One of the things I like best about Politics is that it's a current subject that requires you to be involved in active debate and understanding alternative arguments to one's view. Next year I'm planning to study Politics, Philosophy and Economics at university. This subject has enabled me to join in political discussions with anybody and given me the ability and confidence to analyse and criticise the actions of political institutions in the UK, Europe and the US.
Exam Board: Edexcel
Do you know which political party you will be voting for in the next election, and why? If so, how much do you know about the views of the OTHER political parties? How much do you know about who governs Britain or how our system differs from that of the US? Would you like to know more about current affairs, in Britain and other countries? If you are interested in questions such as these, then Politics is the subject for you.
Brief summary of content
Paper 1: UK Politics (33% of A Level)
The Politics of the UK involves studying democracy itself; how is this defined in the UK, how has people’s ability to get involved increased in the last century and what factors affect voting behaviour in the UK. We will also look at the different electoral systems at use in the UK, the history and ideology of the main political parties and the role and importance of pressure groups within the UK political system. Finally, there will be in-depth study of core political ideas including conservatism, socialism and liberalism.
Paper 2: UK Government (33% of A Level)
This paper looks at the way the UK is governed and how party politics has developed and affects us today. Within the Government of the UK you will study the UK constitution and the implications of its uncodified nature. We will look at how Parliament is made up, and the various roles of its personnel, including how well it carries out its overarching roles of representation, legislation and scrutiny. We will then study the role of the PM and cabinet in detail and look at the judiciary, including how the judicial system is linked to the other branches of government. Finally, this paper includes a study of nationalism as a political concept.
Paper 3: Comparative Politics: The USA (33% of A Level)
This paper offers a chance to study the US political system in depth and to compare this to the UK.
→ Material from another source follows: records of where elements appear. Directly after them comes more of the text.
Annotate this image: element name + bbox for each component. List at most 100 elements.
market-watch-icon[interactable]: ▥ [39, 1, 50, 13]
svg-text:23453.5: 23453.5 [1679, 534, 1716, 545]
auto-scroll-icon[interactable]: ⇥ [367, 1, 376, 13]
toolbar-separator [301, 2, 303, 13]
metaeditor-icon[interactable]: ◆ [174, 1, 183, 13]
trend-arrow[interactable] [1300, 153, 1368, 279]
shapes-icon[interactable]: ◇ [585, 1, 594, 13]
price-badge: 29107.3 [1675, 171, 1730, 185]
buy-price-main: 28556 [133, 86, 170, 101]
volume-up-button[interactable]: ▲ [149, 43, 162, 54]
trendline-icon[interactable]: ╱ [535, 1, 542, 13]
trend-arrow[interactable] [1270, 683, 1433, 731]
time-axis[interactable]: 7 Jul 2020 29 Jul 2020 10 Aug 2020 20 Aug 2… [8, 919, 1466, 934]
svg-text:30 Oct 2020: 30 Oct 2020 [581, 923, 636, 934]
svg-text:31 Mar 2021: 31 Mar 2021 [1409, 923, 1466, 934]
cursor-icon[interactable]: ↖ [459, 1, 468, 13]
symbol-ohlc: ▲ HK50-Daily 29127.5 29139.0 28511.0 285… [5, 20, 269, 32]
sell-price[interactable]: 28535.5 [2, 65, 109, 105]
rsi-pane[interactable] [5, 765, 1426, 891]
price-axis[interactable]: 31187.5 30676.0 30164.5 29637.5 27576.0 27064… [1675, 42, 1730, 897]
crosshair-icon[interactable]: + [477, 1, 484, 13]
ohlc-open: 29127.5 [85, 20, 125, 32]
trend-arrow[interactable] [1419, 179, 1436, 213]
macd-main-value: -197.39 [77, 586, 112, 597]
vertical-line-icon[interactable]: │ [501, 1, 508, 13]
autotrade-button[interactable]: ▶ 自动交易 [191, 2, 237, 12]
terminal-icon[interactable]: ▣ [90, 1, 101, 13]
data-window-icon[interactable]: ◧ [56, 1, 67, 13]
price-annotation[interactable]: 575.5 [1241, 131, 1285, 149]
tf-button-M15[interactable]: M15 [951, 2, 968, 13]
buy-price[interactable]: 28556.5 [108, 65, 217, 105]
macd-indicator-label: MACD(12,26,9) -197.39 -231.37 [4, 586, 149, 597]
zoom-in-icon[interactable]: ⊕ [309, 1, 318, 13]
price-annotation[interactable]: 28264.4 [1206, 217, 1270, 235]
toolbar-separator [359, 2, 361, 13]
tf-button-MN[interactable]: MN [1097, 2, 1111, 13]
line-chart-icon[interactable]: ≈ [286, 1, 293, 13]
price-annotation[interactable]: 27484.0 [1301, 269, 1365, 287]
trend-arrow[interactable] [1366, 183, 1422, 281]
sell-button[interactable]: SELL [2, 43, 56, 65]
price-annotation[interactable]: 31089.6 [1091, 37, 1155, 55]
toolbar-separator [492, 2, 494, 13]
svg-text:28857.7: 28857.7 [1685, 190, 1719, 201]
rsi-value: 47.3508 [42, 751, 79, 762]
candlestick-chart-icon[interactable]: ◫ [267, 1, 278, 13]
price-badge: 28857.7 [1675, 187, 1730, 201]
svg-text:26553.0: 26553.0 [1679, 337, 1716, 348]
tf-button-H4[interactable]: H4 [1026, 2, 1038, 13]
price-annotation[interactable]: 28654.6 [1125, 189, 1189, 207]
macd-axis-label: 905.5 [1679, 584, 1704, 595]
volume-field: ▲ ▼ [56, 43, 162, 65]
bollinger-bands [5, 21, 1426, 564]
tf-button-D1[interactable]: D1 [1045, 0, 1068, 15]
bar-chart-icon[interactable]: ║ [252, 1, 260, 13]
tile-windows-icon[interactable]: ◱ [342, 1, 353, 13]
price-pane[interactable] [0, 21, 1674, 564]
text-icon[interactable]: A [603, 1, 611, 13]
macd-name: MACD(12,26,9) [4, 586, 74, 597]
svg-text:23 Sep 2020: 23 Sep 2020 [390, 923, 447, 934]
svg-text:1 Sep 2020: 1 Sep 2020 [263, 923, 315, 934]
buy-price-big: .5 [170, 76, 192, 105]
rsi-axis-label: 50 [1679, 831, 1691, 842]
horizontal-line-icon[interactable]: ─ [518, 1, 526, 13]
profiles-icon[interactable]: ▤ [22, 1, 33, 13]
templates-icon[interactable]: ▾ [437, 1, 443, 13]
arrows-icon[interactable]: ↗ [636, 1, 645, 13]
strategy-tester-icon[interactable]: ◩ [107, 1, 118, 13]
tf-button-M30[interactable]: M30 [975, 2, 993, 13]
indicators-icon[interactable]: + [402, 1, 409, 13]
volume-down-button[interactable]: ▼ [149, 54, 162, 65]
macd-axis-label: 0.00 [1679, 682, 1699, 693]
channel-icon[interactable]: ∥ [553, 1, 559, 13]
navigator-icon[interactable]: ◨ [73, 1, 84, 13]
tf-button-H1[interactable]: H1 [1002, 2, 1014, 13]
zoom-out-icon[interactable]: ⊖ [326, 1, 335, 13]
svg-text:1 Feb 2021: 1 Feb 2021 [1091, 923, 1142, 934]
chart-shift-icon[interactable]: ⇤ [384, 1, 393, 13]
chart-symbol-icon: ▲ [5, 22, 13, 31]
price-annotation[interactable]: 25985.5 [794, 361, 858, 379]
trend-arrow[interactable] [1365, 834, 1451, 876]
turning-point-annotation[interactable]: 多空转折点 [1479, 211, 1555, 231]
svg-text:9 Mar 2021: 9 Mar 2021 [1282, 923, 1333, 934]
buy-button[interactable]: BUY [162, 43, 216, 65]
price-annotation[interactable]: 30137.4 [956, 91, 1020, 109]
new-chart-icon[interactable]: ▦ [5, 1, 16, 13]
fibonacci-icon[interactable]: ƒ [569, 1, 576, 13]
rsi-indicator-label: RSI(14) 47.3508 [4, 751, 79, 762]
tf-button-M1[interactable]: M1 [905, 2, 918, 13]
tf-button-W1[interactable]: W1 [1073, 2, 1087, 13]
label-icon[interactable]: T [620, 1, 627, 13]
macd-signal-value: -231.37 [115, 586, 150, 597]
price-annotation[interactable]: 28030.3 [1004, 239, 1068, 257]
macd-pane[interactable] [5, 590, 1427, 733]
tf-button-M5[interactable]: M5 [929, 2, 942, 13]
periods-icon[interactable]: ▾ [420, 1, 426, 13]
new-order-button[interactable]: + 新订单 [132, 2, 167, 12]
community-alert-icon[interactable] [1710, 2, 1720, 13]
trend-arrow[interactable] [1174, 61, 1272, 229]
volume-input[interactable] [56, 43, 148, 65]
Topics here include: the US Constitution, the role of Congress, the President and the Supreme Court, US electoral processes such as the Electoral College to elect the President and how determinants of voting behaviour differ in the US to the UK. There will also be a close look at political parties, the role of pressure groups and case studies on the protection of civil rights within America.
Who should consider Politics?
Politics is a highly interesting and useful course for anyone wishing to be a well-informed citizen of the future. Politics combines well with any other subjects and is useful in a variety of careers, including law, the civil service, local government and journalism.
Politics students MUST have at least a grade 6 at GCSE English. A good memory for factual details is important, as is an ability to question ideas. Politics students also need to take part actively in discussion, which can often be lively on a Politics course!